CRV, like any early-stage venture capital firm, takes on an enormous amount of risk when investing in a company, and any kind of success is at least a year and a half, if not more, out from the time the investment is done. When CRV makes an investment, it is often betting on the people as much as the idea, so the firm takes its time getting to know a company’s founders. Mailbox co-founder Gentry Underwood met with CRV partner Saar Gur several times over a six-month period before the firm finally settled on a $5 million investment in the company. At the time, it was essentially “two guys and an idea,” Gur recalls, noting that the first creation of the founders, a to-do list called Orchestra, didn’t actually pan out.
Underwood told BuzzFeed that Gur initially thought moving to mail service was a terrible idea, as did a lot of other investors. But Underwood said that once he committed to the idea of moving from to-do lists to mail, Gur “flipped the switch and got 100% behind and worked hard to help us make our new product as great as it could be.”
Mailbox, a slick email application that Underwood built as a follow-up to Orchestra, went on to capture a lot of buzz and subsequently be acquired by Dropbox for $100 million.
Perhaps because CRV lacks the name recognition — and press attention — of competitors like Andreessen-Horowitz, the firm has positioned itself more like an old-school investment bank: the trusted advisor whispering in the ear of the CEO, setting the strategic direction.
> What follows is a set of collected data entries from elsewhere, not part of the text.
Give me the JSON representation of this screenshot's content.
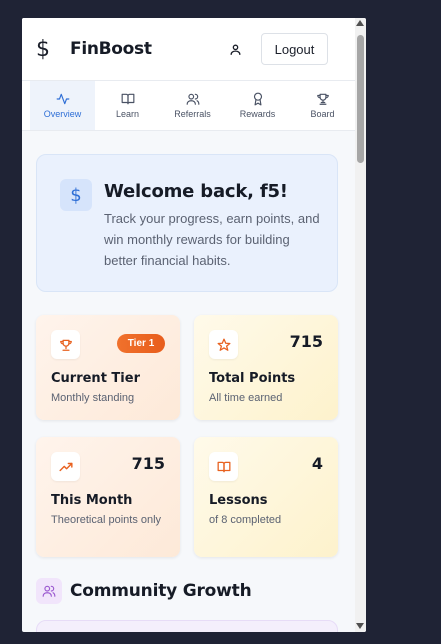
{
  "header": {
    "brand": "FinBoost",
    "logout_label": "Logout"
  },
  "tabs": [
    {
      "label": "Overview",
      "icon": "activity-icon",
      "active": true
    },
    {
      "label": "Learn",
      "icon": "book-open-icon"
    },
    {
      "label": "Referrals",
      "icon": "users-icon"
    },
    {
      "label": "Rewards",
      "icon": "award-icon"
    },
    {
      "label": "Board",
      "icon": "trophy-icon"
    }
  ],
  "welcome": {
    "title": "Welcome back, f5!",
    "text": "Track your progress, earn points, and win monthly rewards for building better financial habits."
  },
  "stats": [
    {
      "title": "Current Tier",
      "subtitle": "Monthly standing",
      "badge": "Tier 1",
      "icon": "trophy-icon"
    },
    {
      "title": "Total Points",
      "subtitle": "All time earned",
      "value": "715",
      "icon": "star-icon"
    },
    {
      "title": "This Month",
      "subtitle": "Theoretical points only",
      "value": "715",
      "icon": "trending-up-icon"
    },
    {
      "title": "Lessons",
      "subtitle": "of 8 completed",
      "value": "4",
      "icon": "book-open-icon"
    }
  ],
  "section": {
    "title": "Community Growth",
    "icon": "users-icon"
  },
  "colors": {
    "accent_blue": "#2f6fd6",
    "accent_orange": "#e8611f",
    "accent_purple": "#9b59d0",
    "background": "#1f2335"
  }
}
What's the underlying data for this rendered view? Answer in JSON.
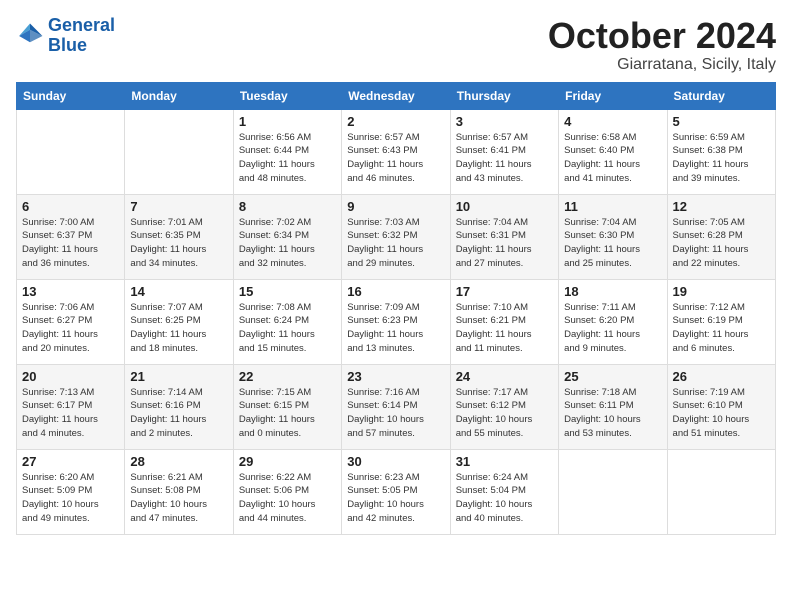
{
  "header": {
    "logo_general": "General",
    "logo_blue": "Blue",
    "month": "October 2024",
    "location": "Giarratana, Sicily, Italy"
  },
  "days_of_week": [
    "Sunday",
    "Monday",
    "Tuesday",
    "Wednesday",
    "Thursday",
    "Friday",
    "Saturday"
  ],
  "weeks": [
    [
      {
        "day": "",
        "info": ""
      },
      {
        "day": "",
        "info": ""
      },
      {
        "day": "1",
        "info": "Sunrise: 6:56 AM\nSunset: 6:44 PM\nDaylight: 11 hours\nand 48 minutes."
      },
      {
        "day": "2",
        "info": "Sunrise: 6:57 AM\nSunset: 6:43 PM\nDaylight: 11 hours\nand 46 minutes."
      },
      {
        "day": "3",
        "info": "Sunrise: 6:57 AM\nSunset: 6:41 PM\nDaylight: 11 hours\nand 43 minutes."
      },
      {
        "day": "4",
        "info": "Sunrise: 6:58 AM\nSunset: 6:40 PM\nDaylight: 11 hours\nand 41 minutes."
      },
      {
        "day": "5",
        "info": "Sunrise: 6:59 AM\nSunset: 6:38 PM\nDaylight: 11 hours\nand 39 minutes."
      }
    ],
    [
      {
        "day": "6",
        "info": "Sunrise: 7:00 AM\nSunset: 6:37 PM\nDaylight: 11 hours\nand 36 minutes."
      },
      {
        "day": "7",
        "info": "Sunrise: 7:01 AM\nSunset: 6:35 PM\nDaylight: 11 hours\nand 34 minutes."
      },
      {
        "day": "8",
        "info": "Sunrise: 7:02 AM\nSunset: 6:34 PM\nDaylight: 11 hours\nand 32 minutes."
      },
      {
        "day": "9",
        "info": "Sunrise: 7:03 AM\nSunset: 6:32 PM\nDaylight: 11 hours\nand 29 minutes."
      },
      {
        "day": "10",
        "info": "Sunrise: 7:04 AM\nSunset: 6:31 PM\nDaylight: 11 hours\nand 27 minutes."
      },
      {
        "day": "11",
        "info": "Sunrise: 7:04 AM\nSunset: 6:30 PM\nDaylight: 11 hours\nand 25 minutes."
      },
      {
        "day": "12",
        "info": "Sunrise: 7:05 AM\nSunset: 6:28 PM\nDaylight: 11 hours\nand 22 minutes."
      }
    ],
    [
      {
        "day": "13",
        "info": "Sunrise: 7:06 AM\nSunset: 6:27 PM\nDaylight: 11 hours\nand 20 minutes."
      },
      {
        "day": "14",
        "info": "Sunrise: 7:07 AM\nSunset: 6:25 PM\nDaylight: 11 hours\nand 18 minutes."
      },
      {
        "day": "15",
        "info": "Sunrise: 7:08 AM\nSunset: 6:24 PM\nDaylight: 11 hours\nand 15 minutes."
      },
      {
        "day": "16",
        "info": "Sunrise: 7:09 AM\nSunset: 6:23 PM\nDaylight: 11 hours\nand 13 minutes."
      },
      {
        "day": "17",
        "info": "Sunrise: 7:10 AM\nSunset: 6:21 PM\nDaylight: 11 hours\nand 11 minutes."
      },
      {
        "day": "18",
        "info": "Sunrise: 7:11 AM\nSunset: 6:20 PM\nDaylight: 11 hours\nand 9 minutes."
      },
      {
        "day": "19",
        "info": "Sunrise: 7:12 AM\nSunset: 6:19 PM\nDaylight: 11 hours\nand 6 minutes."
      }
    ],
    [
      {
        "day": "20",
        "info": "Sunrise: 7:13 AM\nSunset: 6:17 PM\nDaylight: 11 hours\nand 4 minutes."
      },
      {
        "day": "21",
        "info": "Sunrise: 7:14 AM\nSunset: 6:16 PM\nDaylight: 11 hours\nand 2 minutes."
      },
      {
        "day": "22",
        "info": "Sunrise: 7:15 AM\nSunset: 6:15 PM\nDaylight: 11 hours\nand 0 minutes."
      },
      {
        "day": "23",
        "info": "Sunrise: 7:16 AM\nSunset: 6:14 PM\nDaylight: 10 hours\nand 57 minutes."
      },
      {
        "day": "24",
        "info": "Sunrise: 7:17 AM\nSunset: 6:12 PM\nDaylight: 10 hours\nand 55 minutes."
      },
      {
        "day": "25",
        "info": "Sunrise: 7:18 AM\nSunset: 6:11 PM\nDaylight: 10 hours\nand 53 minutes."
      },
      {
        "day": "26",
        "info": "Sunrise: 7:19 AM\nSunset: 6:10 PM\nDaylight: 10 hours\nand 51 minutes."
      }
    ],
    [
      {
        "day": "27",
        "info": "Sunrise: 6:20 AM\nSunset: 5:09 PM\nDaylight: 10 hours\nand 49 minutes."
      },
      {
        "day": "28",
        "info": "Sunrise: 6:21 AM\nSunset: 5:08 PM\nDaylight: 10 hours\nand 47 minutes."
      },
      {
        "day": "29",
        "info": "Sunrise: 6:22 AM\nSunset: 5:06 PM\nDaylight: 10 hours\nand 44 minutes."
      },
      {
        "day": "30",
        "info": "Sunrise: 6:23 AM\nSunset: 5:05 PM\nDaylight: 10 hours\nand 42 minutes."
      },
      {
        "day": "31",
        "info": "Sunrise: 6:24 AM\nSunset: 5:04 PM\nDaylight: 10 hours\nand 40 minutes."
      },
      {
        "day": "",
        "info": ""
      },
      {
        "day": "",
        "info": ""
      }
    ]
  ]
}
It is the venture capital community’s version of boutique media investment bank Allen & Co, whose annual Sun Valley conference attracts CEOs, billionaire portfolio managers, politicians, and celebrities to Idaho for a week of mostly press free schmoozing.
Similarly, CRV partners spend a lot of time “sourcing,” or building relationships with potential entrepreneurs and other industry professionals, so that when a company with potential comes along the firm is in a position to act quickly and get in early on an investment, like with Pebble.
“I was pretty wary about VC investment for a long time. I had heard a lot of stories, plus I had been turned down dozens if not hundreds of times before we did Kickstarter and didn’t have a lot of faith in them spotting smart people and companies,” Pebble co-founder Eric Migicovsky told BuzzFeed. “I spoke with dozens of references — founders he had invested in, people he hadn’t, friends, mentors, valley experts — and literally every single person had rave reviews. That sold me, and in March 2013 George [Zachary] invested $15 million in Pebble and joined our board alongside me.”
Armony said CRV is content with being an “artisan” business, at least for the time being.
“In investment banking you have Goldman Sachs, the 900-pound gorilla that does everything, and Allen & Co., which is much more personal and finds the best entrepreneurs. You can be Toyota or you can be Porsche,” Armony said. “You can build a big service organization, you can decide to go life cycle from seed to pre-IPO. I’m not too arrogant to say our way is the best, it’s probably not the best, but it’s a good fit for us.”
Not coincidentally, its strategy is fitting well with investors and entrepreneurs, too.